A Battle Worth Fighting for!
Sharma Sanchit Gandhi Fellowship
When I was young, I dreamed a lot. Being a fighter pilot was one of them, and as silly as it sounded, I let my dream fly high inside me. Exactly 4 years back, I cleared the entrance exam for the Indian Armed Forces and cleared every test required to be a fighter pilot. A dream was coming true. However, due to a minor medical requirement of a certain degree in bone angle, I had to give up my dream. Dejected, I accepted the offer of studying computer engineering at Pune University and started my journey on the path that almost every other Indian student takes.

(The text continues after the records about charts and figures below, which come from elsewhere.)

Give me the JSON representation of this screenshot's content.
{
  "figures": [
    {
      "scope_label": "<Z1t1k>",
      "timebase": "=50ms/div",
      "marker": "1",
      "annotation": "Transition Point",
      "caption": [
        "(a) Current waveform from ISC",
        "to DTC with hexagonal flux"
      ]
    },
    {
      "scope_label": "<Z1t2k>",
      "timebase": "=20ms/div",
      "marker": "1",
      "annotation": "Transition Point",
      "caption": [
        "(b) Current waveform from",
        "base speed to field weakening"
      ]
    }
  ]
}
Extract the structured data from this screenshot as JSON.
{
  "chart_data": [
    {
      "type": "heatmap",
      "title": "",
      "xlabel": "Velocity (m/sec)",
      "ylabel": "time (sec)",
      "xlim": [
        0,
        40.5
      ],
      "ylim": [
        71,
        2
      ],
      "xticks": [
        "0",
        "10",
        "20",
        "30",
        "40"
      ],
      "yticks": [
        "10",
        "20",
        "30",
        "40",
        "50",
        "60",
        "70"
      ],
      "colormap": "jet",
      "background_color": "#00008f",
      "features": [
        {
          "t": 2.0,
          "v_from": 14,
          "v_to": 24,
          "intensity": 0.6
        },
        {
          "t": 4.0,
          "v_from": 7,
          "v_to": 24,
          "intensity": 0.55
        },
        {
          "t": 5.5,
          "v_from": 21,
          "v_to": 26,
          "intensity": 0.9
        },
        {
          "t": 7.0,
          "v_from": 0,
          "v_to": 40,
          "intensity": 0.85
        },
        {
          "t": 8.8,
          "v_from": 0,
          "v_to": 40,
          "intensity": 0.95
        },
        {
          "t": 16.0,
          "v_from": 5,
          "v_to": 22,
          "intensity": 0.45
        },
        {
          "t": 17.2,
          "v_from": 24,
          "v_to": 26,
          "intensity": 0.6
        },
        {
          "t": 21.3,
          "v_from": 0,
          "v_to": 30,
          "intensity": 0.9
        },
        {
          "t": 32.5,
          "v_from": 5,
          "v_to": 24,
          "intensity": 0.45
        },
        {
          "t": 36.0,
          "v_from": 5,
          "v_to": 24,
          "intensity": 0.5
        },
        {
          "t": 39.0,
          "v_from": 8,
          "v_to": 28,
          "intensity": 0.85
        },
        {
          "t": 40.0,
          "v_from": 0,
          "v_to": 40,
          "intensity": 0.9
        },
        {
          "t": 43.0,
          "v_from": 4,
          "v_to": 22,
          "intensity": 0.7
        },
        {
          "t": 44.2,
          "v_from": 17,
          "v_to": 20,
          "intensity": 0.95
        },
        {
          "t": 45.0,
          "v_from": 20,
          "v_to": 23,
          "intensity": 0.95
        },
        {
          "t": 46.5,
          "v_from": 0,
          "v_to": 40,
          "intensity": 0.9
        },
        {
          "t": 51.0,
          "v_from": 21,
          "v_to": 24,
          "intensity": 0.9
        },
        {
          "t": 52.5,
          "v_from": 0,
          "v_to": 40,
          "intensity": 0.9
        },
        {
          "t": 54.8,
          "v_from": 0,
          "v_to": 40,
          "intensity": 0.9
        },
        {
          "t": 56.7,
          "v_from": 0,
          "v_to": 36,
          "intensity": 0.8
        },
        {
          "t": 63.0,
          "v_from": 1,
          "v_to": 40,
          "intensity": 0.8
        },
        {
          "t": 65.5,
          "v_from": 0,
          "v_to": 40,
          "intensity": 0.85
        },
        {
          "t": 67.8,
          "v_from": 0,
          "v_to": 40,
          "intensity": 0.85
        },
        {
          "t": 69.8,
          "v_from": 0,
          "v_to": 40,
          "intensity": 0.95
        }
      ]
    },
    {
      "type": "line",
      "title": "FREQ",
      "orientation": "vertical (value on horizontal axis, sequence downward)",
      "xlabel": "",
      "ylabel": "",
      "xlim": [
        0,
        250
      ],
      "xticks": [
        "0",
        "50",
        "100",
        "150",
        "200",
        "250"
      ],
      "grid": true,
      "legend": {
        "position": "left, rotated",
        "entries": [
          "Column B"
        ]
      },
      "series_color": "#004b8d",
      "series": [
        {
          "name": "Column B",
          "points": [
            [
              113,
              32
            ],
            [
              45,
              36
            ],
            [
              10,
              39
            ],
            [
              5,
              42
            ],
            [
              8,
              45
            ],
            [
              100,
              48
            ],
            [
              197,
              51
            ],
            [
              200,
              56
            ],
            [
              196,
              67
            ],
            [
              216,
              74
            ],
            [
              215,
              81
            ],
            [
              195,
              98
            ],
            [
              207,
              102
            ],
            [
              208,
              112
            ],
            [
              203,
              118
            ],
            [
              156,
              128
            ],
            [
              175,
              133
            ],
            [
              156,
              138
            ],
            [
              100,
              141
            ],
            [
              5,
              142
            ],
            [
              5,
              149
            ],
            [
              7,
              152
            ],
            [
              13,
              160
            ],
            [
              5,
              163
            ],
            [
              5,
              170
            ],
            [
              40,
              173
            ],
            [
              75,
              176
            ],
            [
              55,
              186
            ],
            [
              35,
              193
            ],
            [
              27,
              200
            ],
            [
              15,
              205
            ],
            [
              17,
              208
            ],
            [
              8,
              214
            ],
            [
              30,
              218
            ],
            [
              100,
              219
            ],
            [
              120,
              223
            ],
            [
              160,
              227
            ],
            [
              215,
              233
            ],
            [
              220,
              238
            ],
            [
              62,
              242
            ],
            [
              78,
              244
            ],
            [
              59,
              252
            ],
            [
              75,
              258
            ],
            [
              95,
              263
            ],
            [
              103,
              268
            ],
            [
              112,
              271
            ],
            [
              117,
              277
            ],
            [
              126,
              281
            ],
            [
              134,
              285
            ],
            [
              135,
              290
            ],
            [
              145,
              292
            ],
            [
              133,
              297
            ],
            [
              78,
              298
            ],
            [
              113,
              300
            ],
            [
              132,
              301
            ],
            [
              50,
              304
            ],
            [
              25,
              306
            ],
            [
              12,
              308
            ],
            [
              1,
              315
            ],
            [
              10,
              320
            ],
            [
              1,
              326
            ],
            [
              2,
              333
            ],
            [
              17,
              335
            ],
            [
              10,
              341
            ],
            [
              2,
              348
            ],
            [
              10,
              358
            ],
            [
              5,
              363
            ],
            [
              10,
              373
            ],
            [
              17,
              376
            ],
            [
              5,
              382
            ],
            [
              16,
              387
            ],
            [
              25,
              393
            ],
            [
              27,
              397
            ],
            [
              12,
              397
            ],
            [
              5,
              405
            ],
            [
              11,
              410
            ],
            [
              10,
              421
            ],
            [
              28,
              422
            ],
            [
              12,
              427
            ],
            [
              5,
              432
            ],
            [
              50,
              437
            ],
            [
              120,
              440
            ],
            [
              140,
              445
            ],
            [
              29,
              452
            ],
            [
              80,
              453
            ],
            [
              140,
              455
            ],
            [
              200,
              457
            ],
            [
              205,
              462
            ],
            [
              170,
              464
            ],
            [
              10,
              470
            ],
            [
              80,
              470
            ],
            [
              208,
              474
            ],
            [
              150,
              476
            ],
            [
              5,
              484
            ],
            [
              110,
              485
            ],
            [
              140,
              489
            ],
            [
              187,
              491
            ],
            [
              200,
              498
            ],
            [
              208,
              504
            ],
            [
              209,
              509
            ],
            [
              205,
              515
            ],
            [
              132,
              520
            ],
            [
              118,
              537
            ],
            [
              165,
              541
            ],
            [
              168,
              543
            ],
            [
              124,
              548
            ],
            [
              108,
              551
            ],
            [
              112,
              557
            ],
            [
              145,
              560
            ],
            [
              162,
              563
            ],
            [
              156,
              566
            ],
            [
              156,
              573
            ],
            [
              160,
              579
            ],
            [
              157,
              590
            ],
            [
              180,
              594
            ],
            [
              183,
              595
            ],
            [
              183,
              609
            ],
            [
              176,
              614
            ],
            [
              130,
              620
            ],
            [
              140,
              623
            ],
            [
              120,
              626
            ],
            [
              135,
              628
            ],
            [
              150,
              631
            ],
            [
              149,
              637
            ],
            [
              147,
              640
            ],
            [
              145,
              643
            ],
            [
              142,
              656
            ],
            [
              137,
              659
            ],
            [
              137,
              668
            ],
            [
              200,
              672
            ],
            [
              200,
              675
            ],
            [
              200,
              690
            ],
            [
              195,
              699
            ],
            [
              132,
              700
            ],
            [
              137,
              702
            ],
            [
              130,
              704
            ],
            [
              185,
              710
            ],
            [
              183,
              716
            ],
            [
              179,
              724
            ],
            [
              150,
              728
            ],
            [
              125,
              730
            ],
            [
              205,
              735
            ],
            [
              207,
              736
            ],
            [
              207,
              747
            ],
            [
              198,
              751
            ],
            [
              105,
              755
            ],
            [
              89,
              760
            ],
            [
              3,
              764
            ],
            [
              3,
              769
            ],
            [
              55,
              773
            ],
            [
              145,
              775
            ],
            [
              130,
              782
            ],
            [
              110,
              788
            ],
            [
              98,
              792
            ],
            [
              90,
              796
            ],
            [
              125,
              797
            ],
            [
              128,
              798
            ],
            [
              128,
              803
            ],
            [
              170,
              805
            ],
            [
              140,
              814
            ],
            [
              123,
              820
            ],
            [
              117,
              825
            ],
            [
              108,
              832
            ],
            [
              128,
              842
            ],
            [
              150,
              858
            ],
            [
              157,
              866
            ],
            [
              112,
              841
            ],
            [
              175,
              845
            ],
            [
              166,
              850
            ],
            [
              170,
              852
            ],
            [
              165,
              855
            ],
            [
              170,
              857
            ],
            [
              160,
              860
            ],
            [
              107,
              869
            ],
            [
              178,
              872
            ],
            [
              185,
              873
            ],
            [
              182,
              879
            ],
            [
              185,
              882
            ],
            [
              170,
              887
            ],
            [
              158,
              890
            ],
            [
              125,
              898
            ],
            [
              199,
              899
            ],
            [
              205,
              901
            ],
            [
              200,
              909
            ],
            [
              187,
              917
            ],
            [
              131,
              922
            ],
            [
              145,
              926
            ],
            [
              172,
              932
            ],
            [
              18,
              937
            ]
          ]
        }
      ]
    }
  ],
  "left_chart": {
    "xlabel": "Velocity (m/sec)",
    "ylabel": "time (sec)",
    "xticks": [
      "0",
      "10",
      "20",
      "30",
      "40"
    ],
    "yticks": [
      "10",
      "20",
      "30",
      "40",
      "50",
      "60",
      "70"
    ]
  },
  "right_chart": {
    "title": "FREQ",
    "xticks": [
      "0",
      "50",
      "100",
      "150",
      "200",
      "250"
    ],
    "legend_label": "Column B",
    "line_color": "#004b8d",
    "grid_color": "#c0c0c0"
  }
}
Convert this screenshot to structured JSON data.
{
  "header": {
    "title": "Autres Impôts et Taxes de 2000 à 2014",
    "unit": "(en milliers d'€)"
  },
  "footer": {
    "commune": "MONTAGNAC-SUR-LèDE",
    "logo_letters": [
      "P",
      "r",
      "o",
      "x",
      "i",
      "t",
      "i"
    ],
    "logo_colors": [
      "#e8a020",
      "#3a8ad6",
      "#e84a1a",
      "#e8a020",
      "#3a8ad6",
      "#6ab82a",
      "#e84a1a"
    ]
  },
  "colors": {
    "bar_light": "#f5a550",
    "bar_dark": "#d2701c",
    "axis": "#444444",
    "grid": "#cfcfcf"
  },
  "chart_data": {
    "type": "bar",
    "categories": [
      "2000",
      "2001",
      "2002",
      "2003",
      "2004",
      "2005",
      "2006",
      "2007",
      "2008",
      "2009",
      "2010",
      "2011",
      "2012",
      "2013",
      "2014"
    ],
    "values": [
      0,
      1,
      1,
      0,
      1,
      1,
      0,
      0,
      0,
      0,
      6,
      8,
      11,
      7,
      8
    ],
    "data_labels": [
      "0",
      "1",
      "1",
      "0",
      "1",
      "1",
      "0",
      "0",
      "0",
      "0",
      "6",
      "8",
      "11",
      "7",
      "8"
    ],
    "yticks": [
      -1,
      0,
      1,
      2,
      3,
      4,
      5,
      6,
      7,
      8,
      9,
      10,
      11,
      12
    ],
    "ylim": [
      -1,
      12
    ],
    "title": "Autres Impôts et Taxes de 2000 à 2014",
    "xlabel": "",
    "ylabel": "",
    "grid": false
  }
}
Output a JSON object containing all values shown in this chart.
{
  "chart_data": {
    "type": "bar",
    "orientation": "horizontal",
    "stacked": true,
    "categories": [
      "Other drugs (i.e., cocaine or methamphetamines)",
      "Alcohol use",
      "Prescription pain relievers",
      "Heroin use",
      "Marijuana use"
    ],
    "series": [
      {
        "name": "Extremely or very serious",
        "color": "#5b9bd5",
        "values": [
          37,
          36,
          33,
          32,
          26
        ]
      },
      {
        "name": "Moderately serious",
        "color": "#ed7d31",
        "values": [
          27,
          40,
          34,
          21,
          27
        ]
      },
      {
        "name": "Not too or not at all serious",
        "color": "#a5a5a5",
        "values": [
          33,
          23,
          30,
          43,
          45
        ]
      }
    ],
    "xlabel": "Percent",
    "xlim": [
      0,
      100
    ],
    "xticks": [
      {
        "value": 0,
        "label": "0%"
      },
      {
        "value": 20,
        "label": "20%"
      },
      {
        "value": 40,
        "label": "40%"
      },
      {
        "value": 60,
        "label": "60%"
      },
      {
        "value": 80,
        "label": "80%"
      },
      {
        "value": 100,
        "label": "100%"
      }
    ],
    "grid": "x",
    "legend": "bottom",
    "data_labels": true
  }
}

It started and went along successfully and life was good with a promise of a good job to come. However, deep inside, the desire to do something for my country still burned. I realized that there is a lot that I could still do leveraging on my computer engineering study. I initiated a rural literacy program in the villages around the city of Pune and for the economically underprivileged for free. Initially, people waived off the idea and laughed at the mere thought of a villager becoming computer literate. The people living in poverty had stopped believing in themselves, in the power of their dreams. Slowly, I along with my friends, made them believe that it wasn’t rocket science and they were no less capable. We scaled up the operations over the year, established local computer kiosks in the villages and a year later, I had educated more than 250 people including women and children and many of them had gone onto earn their livelihood through the newly acquired skills!
When I saw them, I realized something deep inside my heart. My dream of flying a fighter jet and serving my country could not be. But here I was, making my small contribution to an even bigger battle that my country faces, that of education and inclusive society. It made me realize that each one of us is capable of creating an impact for his/her own community if he decides to. Sometimes we underestimate what we can do, we simply question in exasperation that what can we do about anything in the country? When in fact the answer is that no one can do what we can, and each one has a role to play.
As I write this essay, I look back at the job opportunities that came after I completed my engineering this year. That is what I had studied for, a job, but the heart still missed the joy of teaching that I had discovered while equipping the underprivileged with computer literacy.
India is a society where the acquaintances around one literally determine what one ends up doing. Societal pressures and existing norms tend to overrule one’s own dreams; if at all one has been able to let one fly high. As expected, my worrying family along with the society was on my back and kept asking me which job I was taking, how much money was I making, which company was I joining. It wasn’t an easy decision to make, but deep inside I knew, that not letting one’s dream fly was harder to live with.
I decided to give up the option of a high paying job to go back and do what I loved doing. I was selected for the prestigious Gandhi fellowship and I was sure this is where I wanted to be. It is a 2 year program and presently I am working in capacity building for the municipal schools that educate the young ones from slums and villages of Ahmedabad. Every day I come here, I realize there is so much one can do. Apart from teaching them the essential subjects and helping the headmaster in developing the school curriculum, I have initiated a activity based learning program in class, Karate learning program that equips young girls with self-defense and sports events that keeps the boys away from addiction and uses their energy constructively.
My friends ask me today what I do. I make them come and see the lives that were changed in villages through computer literacy or the young children starting to dream their own flights of fancy here at Gandhi fellowship. I tell them I am living my dream, I am fighting the battle of education, igniting the joy of learning among the underprivileged, equipping the young ones to dream their dreams and see them fly their “fighter jets” high wherever they go.
I tell them I am doing everything I believe; of my dream to start a chain of rural schools; they smile and tell me, go fly! I will be the change I wish to see in this world, in my own small ways, just like each one can be.